Hayvanların derisi ve bağırsaklarını dönüştürerek kıyafet örtü vs. yapıyor.
Hayvanları seçerken yeni ölmüş bir hayvan olmasına dikkat ediyor ki hasta olmasın.
Bulduğu hayvanları dondurucusunda saklıyor. Bu hayvanlar; geyik, tavşan, fare, tavşan ve güvercin eti.
Kendini "profesyonel bir mağara kadını" olarak tanımlayan Sarah, Mercury Press'e verdiği bir röportajda verdiği bu bilgilerin yanı sıra beslenmek için sadece et değil, meyve ve bitkiler kullandığını da söylüyor.
Hastalanadığında hastaneye gitmek yerine topladığı bitkilerden ilaç yapan kadın, baş ağrısı esnasında söğüt kabuğundan çay yapıyor, adaçayı ve kekik gibi kokulu bitileri ise öksürük anında kullanıyor.
Day ayrıca, çiçek açan bir bitki olan kramp kabuğunu regl ağrısı için öneriyor. Bunun yanı sıra kiraz ağaçlarından elde ettiği reçine ile boğaz ağrısını gideriyor.
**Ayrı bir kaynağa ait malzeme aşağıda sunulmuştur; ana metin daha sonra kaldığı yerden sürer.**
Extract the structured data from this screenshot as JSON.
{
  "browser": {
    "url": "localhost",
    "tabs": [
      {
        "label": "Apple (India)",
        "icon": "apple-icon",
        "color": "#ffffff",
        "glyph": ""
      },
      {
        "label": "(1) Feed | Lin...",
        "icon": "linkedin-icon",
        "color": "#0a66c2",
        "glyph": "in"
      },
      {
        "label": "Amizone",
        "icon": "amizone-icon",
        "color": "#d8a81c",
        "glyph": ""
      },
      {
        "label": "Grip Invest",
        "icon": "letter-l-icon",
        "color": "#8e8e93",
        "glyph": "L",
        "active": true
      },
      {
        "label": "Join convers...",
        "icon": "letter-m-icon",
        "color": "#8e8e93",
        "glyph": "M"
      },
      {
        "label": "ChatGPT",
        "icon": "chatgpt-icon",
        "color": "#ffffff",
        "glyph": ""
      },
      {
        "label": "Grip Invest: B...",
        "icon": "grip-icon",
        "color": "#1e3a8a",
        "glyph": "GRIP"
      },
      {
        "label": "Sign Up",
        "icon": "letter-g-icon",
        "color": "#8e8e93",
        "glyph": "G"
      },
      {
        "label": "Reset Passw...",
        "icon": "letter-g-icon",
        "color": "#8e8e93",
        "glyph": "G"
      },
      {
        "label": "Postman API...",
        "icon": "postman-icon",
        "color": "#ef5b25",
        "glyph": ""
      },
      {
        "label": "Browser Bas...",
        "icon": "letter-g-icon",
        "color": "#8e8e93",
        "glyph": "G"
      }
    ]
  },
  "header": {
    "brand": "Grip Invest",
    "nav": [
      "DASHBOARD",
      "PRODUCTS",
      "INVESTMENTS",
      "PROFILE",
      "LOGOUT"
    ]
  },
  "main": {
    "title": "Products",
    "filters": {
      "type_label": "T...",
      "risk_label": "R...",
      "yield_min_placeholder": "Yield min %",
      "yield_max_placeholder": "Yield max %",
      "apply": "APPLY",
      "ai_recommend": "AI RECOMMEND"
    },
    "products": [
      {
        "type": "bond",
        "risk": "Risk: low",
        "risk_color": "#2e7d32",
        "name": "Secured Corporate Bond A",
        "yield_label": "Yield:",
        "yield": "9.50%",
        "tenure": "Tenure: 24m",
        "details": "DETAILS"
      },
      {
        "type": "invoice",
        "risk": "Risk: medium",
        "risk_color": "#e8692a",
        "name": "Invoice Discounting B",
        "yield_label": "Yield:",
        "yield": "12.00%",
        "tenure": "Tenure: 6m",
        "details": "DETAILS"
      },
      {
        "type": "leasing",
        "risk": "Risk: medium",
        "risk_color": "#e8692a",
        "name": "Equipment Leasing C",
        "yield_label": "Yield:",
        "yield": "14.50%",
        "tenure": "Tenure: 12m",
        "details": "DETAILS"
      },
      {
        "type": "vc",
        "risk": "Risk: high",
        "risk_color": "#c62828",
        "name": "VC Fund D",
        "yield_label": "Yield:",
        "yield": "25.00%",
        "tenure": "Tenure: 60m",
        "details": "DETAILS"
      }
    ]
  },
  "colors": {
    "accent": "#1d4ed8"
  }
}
Kendini doğal yaşama adamış olan Sarah, her şeyin akıllıca çalışmak ile ilgili olduğunu belirtiyor.
Röportajda "Yolda ölmüş hayvanlara bunları yaparak zarar verdiğimi düşünmüyorum çünkü hayvan her halükarda ölü sayılıyor" şeklinde konuşan Sarah, görenleri hayrete düşürüyor.